Domingo, 6 de julio de 2025. En la ponencia política aprobada el 4 de julio de 2025, el Partido Popular afirma querer restaurar el espíritu de 1978, pero lo que plantea es desandar buena parte del camino recorrido en materia de derechos, libertades y políticas públicas. Se presenta como una defensa del mérito, de la nación y de la responsabilidad individual, pero sus propuestas concretas perfilan un país más duro con los débiles, más hostil con los migrantes, más desigual en la distribución de recursos, y más dispuesto a convertir la diferencia en delito.
Lo más grave del documento no es lo que sugiere entre líneas, sino lo que afirma sin ambages. “La irregularidad no puede generar derechos”, sostiene el texto. Por tanto, el partido se compromete a “eliminar la relación entre el empadronamiento y el acceso de los inmigrantes en situación irregular a las prestaciones económicas no contributivas”. La medida, si se lleva a cabo, privaría a miles de personas de cualquier posibilidad de ayuda básica, condenándolas a la exclusión absoluta. En nombre de la legalidad, lo que se propone es un cerrojo: quien no tenga papeles, que no tenga nada. Ninguna herramienta de emergencia, ni para alimentarse, ni para recibir orientación social, ni para escolarizar a sus hijos con normalidad.

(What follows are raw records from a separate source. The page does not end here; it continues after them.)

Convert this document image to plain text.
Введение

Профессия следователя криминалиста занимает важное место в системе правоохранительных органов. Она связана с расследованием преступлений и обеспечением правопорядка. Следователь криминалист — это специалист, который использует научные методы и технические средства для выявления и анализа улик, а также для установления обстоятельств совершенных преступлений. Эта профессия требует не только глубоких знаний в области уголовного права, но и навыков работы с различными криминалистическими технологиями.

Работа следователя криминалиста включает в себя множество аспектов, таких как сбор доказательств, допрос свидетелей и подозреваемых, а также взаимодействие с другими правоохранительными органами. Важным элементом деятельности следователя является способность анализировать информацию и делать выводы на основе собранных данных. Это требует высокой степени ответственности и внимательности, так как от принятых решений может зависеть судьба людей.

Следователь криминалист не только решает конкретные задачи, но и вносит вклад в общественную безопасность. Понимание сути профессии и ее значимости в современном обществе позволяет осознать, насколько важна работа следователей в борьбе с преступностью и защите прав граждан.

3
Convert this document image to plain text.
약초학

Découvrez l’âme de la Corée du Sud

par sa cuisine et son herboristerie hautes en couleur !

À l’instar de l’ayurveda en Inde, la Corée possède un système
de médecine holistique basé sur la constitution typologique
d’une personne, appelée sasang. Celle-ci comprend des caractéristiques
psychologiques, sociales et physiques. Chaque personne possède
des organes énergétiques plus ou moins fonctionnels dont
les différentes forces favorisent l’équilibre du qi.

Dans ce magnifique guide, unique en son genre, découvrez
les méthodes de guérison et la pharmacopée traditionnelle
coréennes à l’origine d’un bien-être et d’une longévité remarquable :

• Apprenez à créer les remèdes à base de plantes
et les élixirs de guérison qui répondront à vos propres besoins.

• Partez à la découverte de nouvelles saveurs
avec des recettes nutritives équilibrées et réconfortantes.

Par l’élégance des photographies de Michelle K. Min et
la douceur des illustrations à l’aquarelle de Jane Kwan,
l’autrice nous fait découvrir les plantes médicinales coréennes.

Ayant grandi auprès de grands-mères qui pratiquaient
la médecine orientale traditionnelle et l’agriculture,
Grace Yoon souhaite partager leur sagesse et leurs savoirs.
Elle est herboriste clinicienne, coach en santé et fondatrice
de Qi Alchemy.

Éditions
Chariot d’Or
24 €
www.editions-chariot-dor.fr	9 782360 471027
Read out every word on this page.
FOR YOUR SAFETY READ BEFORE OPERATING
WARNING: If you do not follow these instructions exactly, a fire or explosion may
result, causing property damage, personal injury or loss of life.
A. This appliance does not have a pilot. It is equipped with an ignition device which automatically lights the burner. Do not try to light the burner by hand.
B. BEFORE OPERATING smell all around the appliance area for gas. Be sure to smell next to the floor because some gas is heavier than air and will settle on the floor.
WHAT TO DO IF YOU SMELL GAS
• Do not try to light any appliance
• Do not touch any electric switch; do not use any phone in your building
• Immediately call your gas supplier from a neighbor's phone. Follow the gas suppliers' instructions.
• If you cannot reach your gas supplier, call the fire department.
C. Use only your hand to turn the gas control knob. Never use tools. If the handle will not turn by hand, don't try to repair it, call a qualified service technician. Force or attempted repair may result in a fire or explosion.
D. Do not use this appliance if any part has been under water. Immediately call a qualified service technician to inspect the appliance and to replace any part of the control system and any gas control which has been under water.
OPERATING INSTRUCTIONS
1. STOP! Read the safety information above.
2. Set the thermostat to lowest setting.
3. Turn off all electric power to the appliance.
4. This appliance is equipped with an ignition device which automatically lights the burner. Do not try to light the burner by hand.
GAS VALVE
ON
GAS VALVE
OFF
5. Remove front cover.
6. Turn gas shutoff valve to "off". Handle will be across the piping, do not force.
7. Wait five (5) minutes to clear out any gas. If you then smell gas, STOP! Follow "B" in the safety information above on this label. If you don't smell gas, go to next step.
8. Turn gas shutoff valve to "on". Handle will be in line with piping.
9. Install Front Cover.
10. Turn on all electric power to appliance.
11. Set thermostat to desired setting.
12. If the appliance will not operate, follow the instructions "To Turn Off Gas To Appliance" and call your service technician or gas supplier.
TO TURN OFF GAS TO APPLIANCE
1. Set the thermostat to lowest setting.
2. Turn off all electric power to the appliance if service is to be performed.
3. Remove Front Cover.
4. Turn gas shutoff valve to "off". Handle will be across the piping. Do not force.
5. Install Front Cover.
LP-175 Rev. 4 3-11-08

La lógica de los “ciudadanos de pleno derecho” se extiende también al sistema de residencia. La ponencia avanza que se “condicionará la residencia de larga duración a la contribución efectiva al sistema de Seguridad Social, al conocimiento del idioma y de la cultura españolas”, devolviendo al arraigo y la reagrupación familiar su carácter “excepcional”. El mensaje es claro: quien no cotiza, quien no encaja en los códigos culturales dominantes, quien no demuestra productividad medible, sobra. Quien no rinde, no pertenece. Esta visión convierte el estatus legal en una carrera de obstáculos excluyentes donde la desigualdad inicial es garantía de expulsión.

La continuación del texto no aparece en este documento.